Interesting post SGB, thanks.
However this: "It would appear to be true that women, more than men, have less tolerance for rubbish sex. Male sexuality can in some men be pretty linear ? find a hole, enter and ejaculate." is pretty much all I was saying. You bury it amid a ton of other factors, but that doesn't make it less true, or relevant.
The problem with your insistence on sexual gender equivalence is that you confuse observation with moral imperative. The simple observation that most men are more open to quick, easy, casual sex than most women are, is in no way the same thing as a moral judgment upon that minority of women who are open to it. Personally I have no problem acknowledging the observation, as a generalisation, while also accepting that people have the right to live their lives how they want, and if a woman wants to sleep with a different man every night and she's happy, good on her. I vigorously and actively fight against attitudes (from BOTH sexes) that judge women for sexual promiscuity.
But you put the cart before the horse. You seem to say "We should get rid of unequal gender-biased judgment of peoples' sexual desires (with which I agree) -and in order to do that, we should ignore the evidence before our eyes that there are widespread general differences between those of men and women (which is silly).
Your thesis simply fails to stack up against reality. Why is it that all over the world, in practically all cultures that we have ever known about, men have sought out multiple partners so much more than women? Why is prostitution known as the "world's oldest profession", and both it and its virtual form - porn - massively more patronised by men than women? Why does the widespread culture of going on the pull every weekend inevitably end up with vast numbers of men seeking to score, most being disappointed, and a much smaller number of women taking their pick while the majority don't bother because they'd rather not just go home with anyone? Why do many swingers clubs have strict restrictions against admitting single men, only allowing men to enter as part of a couple? (while not, as far as I've ever observed, applying any such restriction to single women).

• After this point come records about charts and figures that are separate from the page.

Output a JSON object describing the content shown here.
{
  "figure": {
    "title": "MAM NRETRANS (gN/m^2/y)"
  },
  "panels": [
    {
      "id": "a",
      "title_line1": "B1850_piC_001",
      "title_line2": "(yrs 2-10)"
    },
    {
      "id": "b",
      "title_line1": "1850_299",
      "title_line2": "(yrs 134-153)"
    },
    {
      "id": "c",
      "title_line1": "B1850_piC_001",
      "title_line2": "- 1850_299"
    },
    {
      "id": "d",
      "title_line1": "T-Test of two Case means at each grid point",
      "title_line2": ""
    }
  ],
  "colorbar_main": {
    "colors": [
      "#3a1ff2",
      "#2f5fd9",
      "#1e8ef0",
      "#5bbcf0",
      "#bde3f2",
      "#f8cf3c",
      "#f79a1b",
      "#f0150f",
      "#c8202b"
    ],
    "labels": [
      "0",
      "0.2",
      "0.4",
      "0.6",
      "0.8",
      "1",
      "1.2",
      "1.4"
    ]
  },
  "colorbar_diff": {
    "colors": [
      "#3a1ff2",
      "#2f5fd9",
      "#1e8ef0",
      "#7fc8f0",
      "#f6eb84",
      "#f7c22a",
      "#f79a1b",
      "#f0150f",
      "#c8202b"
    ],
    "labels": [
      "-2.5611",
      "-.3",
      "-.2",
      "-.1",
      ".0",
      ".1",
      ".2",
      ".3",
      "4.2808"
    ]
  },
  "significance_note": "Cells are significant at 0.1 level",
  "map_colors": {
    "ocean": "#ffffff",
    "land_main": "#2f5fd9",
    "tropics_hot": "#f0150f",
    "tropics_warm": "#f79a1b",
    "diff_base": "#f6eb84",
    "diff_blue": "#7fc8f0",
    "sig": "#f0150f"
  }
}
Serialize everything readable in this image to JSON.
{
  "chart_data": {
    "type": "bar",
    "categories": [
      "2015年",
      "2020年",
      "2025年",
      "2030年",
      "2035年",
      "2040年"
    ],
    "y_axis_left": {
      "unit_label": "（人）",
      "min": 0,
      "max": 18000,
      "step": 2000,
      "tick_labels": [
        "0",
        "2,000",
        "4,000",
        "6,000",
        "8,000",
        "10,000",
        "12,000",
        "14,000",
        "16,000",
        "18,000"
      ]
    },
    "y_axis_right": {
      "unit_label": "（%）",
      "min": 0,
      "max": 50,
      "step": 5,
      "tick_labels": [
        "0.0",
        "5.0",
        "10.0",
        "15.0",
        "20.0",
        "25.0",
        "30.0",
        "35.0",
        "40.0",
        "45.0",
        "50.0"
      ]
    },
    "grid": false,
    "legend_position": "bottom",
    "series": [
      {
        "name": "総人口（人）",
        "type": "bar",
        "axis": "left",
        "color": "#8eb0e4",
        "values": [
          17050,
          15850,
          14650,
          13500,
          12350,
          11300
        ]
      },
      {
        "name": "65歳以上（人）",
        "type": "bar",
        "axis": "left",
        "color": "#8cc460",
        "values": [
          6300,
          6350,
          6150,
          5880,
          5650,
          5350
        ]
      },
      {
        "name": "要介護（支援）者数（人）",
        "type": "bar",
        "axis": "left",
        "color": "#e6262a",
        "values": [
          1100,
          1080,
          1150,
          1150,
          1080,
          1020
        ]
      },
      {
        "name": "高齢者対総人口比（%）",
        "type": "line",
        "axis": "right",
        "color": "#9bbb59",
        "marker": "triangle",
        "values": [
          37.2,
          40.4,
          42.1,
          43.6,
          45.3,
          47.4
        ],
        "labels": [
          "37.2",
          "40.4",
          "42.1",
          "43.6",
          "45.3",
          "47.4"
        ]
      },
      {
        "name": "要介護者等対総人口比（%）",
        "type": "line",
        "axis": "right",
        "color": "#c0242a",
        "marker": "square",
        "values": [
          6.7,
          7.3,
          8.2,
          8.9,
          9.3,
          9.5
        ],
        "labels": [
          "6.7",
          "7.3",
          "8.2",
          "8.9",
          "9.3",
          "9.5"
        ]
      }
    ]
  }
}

Are all these differences due to culture rather than innate physicality? Quite possibly - I don't think we can ever possibly disentangle the two to know, and I don't personally think it actually matters that much. Culture isn't going to disappear any time soon, although I certainly support attempts to challenge it, allow it evolve and avoid discrimination on the basis of it.
But I don't see the point in denying observation of reality.